A glmm prediction problem

I'm using lmer with a generalized linear (binomial) mixed model with
nested random effects, like:

        y ~ (1 | a / b / c)

There are no fixed effects.

I would check that.  The model will include a constant term in the
fixed effects.

I don't think it is possible in the current formulation to fit a model
without any fixed effects.  There is nothing in the theory or
computational methods that would preclude that but I be hard pressed
to think of a situation where it would be sensible to do so.  The
distribution of the random effects assumes a mean of zero for all the
random effects terms.  If you don't have any fixed effects terms then
you are assuming that the population mean probability of success is
exactly 0.5, which seems like a pretty strong assumption.

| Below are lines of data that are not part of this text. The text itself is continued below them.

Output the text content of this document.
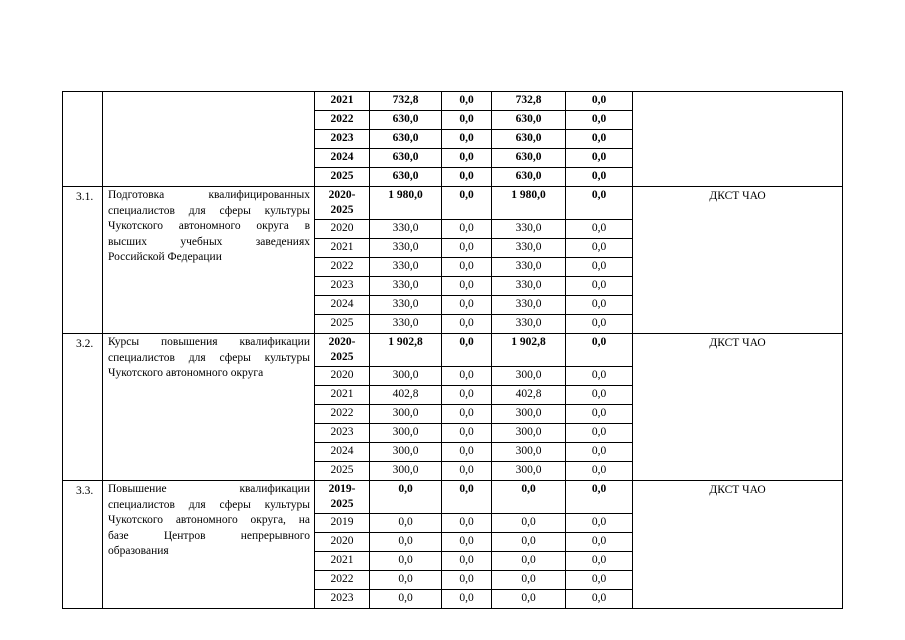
		2021	732,8	0,0	732,8	0,0	
		2022	630,0	0,0	630,0	0,0	
		2023	630,0	0,0	630,0	0,0	
		2024	630,0	0,0	630,0	0,0	
		2025	630,0	0,0	630,0	0,0	
3.1.	Подготовка квалифицированных
специалистов для сферы культуры
Чукотского автономного округа в
высших учебных заведениях
Российской Федерации	2020-
2025	1 980,0	0,0	1 980,0	0,0	ДКСТ ЧАО
		2020	330,0	0,0	330,0	0,0	
		2021	330,0	0,0	330,0	0,0	
		2022	330,0	0,0	330,0	0,0	
		2023	330,0	0,0	330,0	0,0	
		2024	330,0	0,0	330,0	0,0	
		2025	330,0	0,0	330,0	0,0	
3.2.	Курсы повышения квалификации
специалистов для сферы культуры
Чукотского автономного округа	2020-
2025	1 902,8	0,0	1 902,8	0,0	ДКСТ ЧАО
		2020	300,0	0,0	300,0	0,0	
		2021	402,8	0,0	402,8	0,0	
		2022	300,0	0,0	300,0	0,0	
		2023	300,0	0,0	300,0	0,0	
		2024	300,0	0,0	300,0	0,0	
		2025	300,0	0,0	300,0	0,0	
3.3.	Повышение квалификации
специалистов для сферы культуры
Чукотского автономного округа, на
базе Центров непрерывного
образования	2019-
2025	0,0	0,0	0,0	0,0	ДКСТ ЧАО
		2019	0,0	0,0	0,0	0,0	
		2020	0,0	0,0	0,0	0,0	
		2021	0,0	0,0	0,0	0,0	
		2022	0,0	0,0	0,0	0,0	
		2023	0,0	0,0	0,0	0,0	
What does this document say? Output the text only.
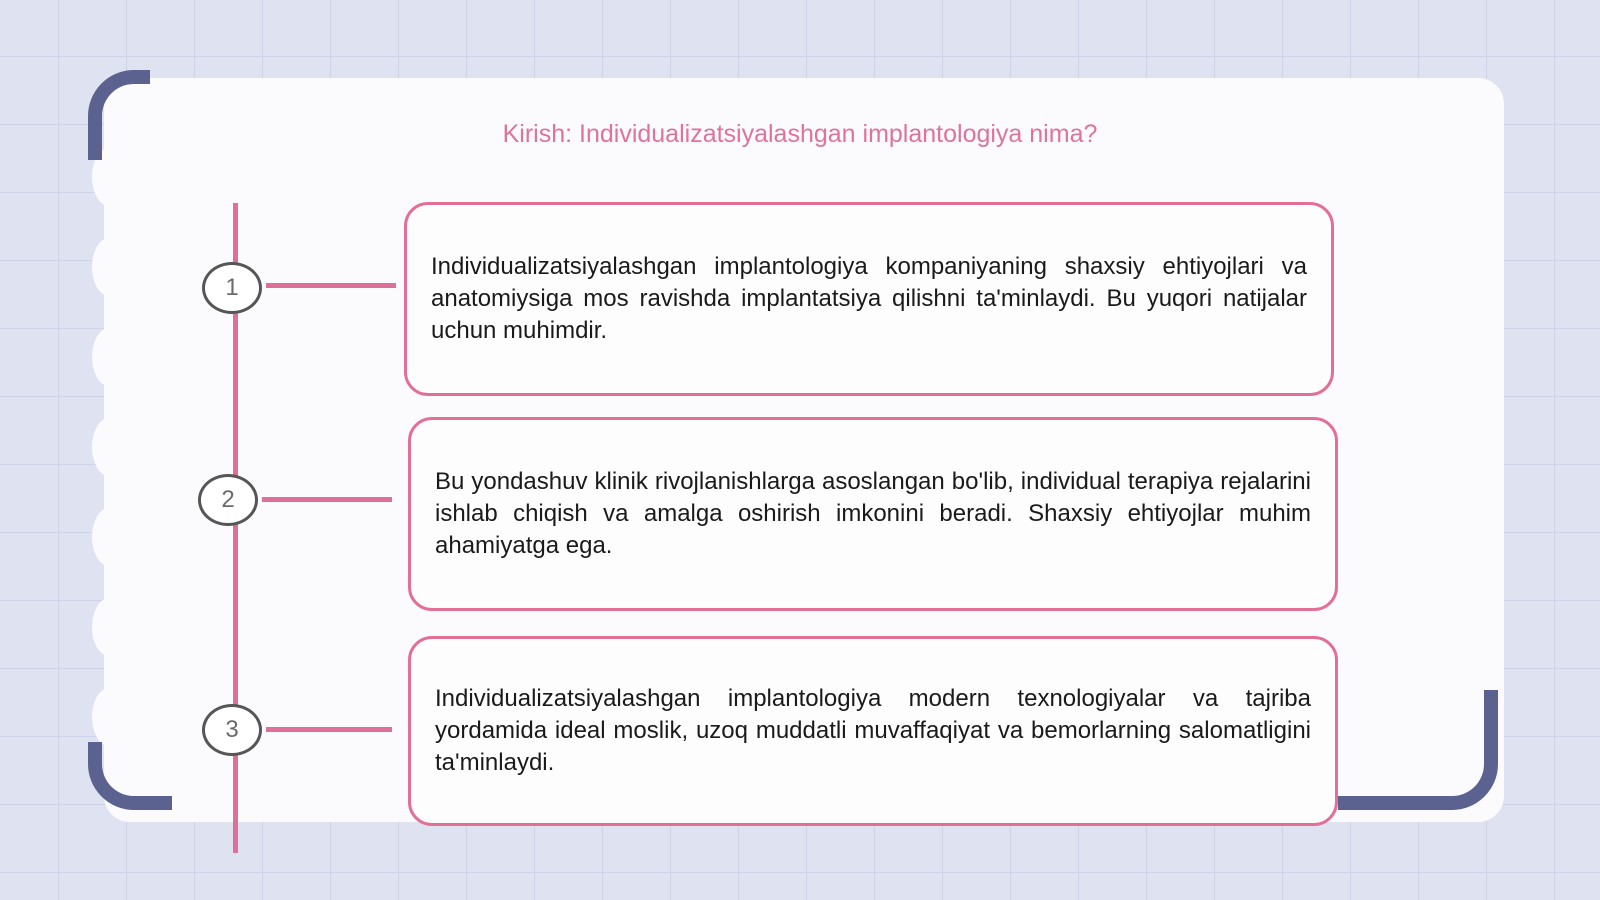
Kirish: Individualizatsiyalashgan implantologiya nima?
1
2
3

Individualizatsiyalashgan implantologiya kompaniyaning shaxsiy ehtiyojlari va anatomiysiga mos ravishda implantatsiya qilishni ta'minlaydi. Bu yuqori natijalar uchun muhimdir.

Bu yondashuv klinik rivojlanishlarga asoslangan bo'lib, individual terapiya rejalarini ishlab chiqish va amalga oshirish imkonini beradi. Shaxsiy ehtiyojlar muhim ahamiyatga ega.

Individualizatsiyalashgan implantologiya modern texnologiyalar va tajriba yordamida ideal moslik, uzoq muddatli muvaffaqiyat va bemorlarning salomatligini ta'minlaydi.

After fitting the model, I would like to make
predictions for a new set of y values: specifically, I want to predict
BLUPs
for the random effects, and I would like to compute likelihoods for sets
of
y values under the fitted model.

Are the new y values to be at some set of observed levels for the a, b
and c factors?  For example, suppose that factor a is the field,
factor b is the plant selected from the field, factor c is the seed
pod selected from the plant and the observational unit is the seed
within the seed pod.  Do you want to predict for another seed from
that particular seed pod or for a seed in another, as yet unobserved,
seed pod from that plant or for a seed from a seed pod from another,
as yet unobserved, plant from one of the fields you observed or ...

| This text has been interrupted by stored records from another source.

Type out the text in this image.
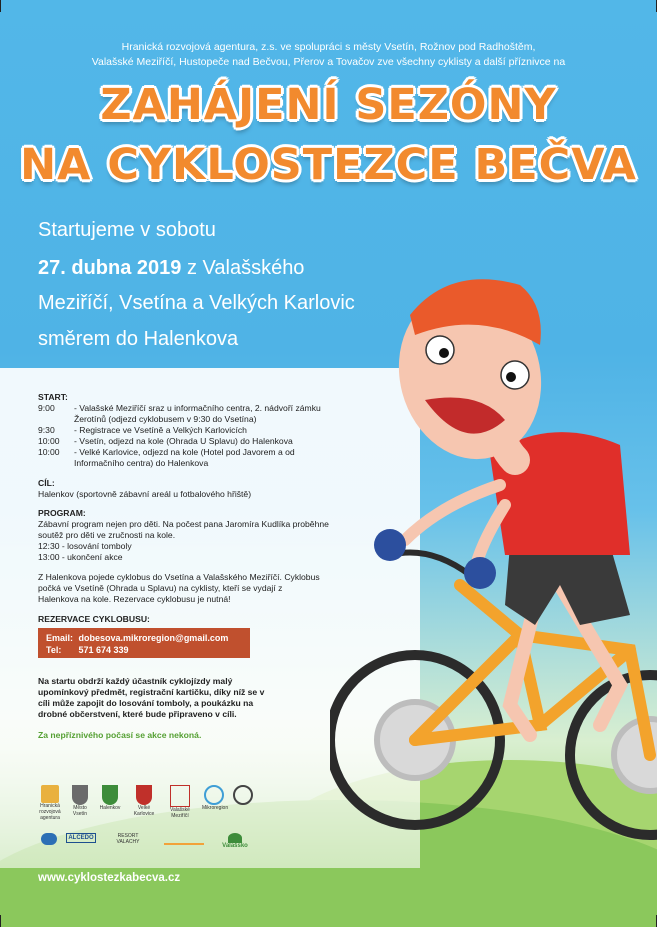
Hranická rozvojová agentura, z.s. ve spolupráci s městy Vsetín, Rožnov pod Radhoštěm,
Valašské Meziříčí, Hustopeče nad Bečvou, Přerov a Tovačov zve všechny cyklisty a další příznivce na
ZAHÁJENÍ SEZÓNY
NA CYKLOSTEZCE BEČVA
Startujeme v sobotu
27. dubna 2019 z Valašského
Meziříčí, Vsetína a Velkých Karlovic
směrem do Halenkova
START:
9:00 - Valašské Meziříčí sraz u informačního centra, 2. nádvoří zámku Žerotínů (odjezd cyklobusem v 9:30 do Vsetína)
9:30 - Registrace ve Vsetíně a Velkých Karlovicích
10:00 - Vsetín, odjezd na kole (Ohrada U Splavu) do Halenkova
10:00 - Velké Karlovice, odjezd na kole (Hotel pod Javorem a od Informačního centra) do Halenkova
CÍL:
Halenkov (sportovně zábavní areál u fotbalového hřiště)
PROGRAM:
Zábavní program nejen pro děti. Na počest pana Jaromíra Kudlíka proběhne soutěž pro děti ve zručnosti na kole.
12:30 - losování tomboly
13:00 - ukončení akce
Z Halenkova pojede cyklobus do Vsetína a Valašského Meziříčí. Cyklobus počká ve Vsetíně (Ohrada u Splavu) na cyklisty, kteří se vydají z Halenkova na kole. Rezervace cyklobusu je nutná!
REZERVACE CYKLOBUSU:
Email: dobesova.mikroregion@gmail.com
Tel: 571 674 339
Na startu obdrží každý účastník cyklojízdy malý upomínkový předmět, registrační kartičku, díky níž se v cíli může zapojit do losování tomboly, a poukázku na drobné občerstvení, které bude připraveno v cíli.
Za nepříznivého počasí se akce nekoná.
Hranická rozvojová agentura
Město Vsetín
Halenkov	Velké Karlovice
Valašské Meziříčí
Mikroregion
ALCEDO	RESORT VALACHY
Valašsko
www.cyklostezkabecva.cz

Essentially what will happen is that you will need to use the marginal
variance for units that are as yet unobserved and the conditional
variance for the units that have been observed when determining the
variance of the linear predictor.  Because you have a generalized
linear mixed model you need to convert the variance of the linear
predictor to an associated interval on the mean response through the
inverse link function.  Somewhere along the line what would be the
"residual variance" in a model for a Gaussian family would need to be
incorporated for the binomial family.  I'm not sure exactly how that
would be done.  Suffice it to say that formulating the prediction
interval would not be trivial.

I don't see a completely straightforward way of doing this since it
isn't
the usual sort of prediction problem.  Is this even a sensible thing to
do?

-- David Hinds

_______________________________________________
R-sig-mixed-models at r-project.org mailing list
https://stat.ethz.ch/mailman/listinfo/r-sig-mixed-models

A couple clarifications:

- It is a little bit of a digression, but for the data I'm looking at,
there really are no fixed effects and the population mean probability of
success is just 0.5: any deviation from that belongs in a random effect.
I can't fit that model directly, so you're right, I do end up with an
estimate for a fixed intercept term, which is always very close to zero.
For many purposes it can be ignored, because it accounts for so little
variance compared to the fitted random effects.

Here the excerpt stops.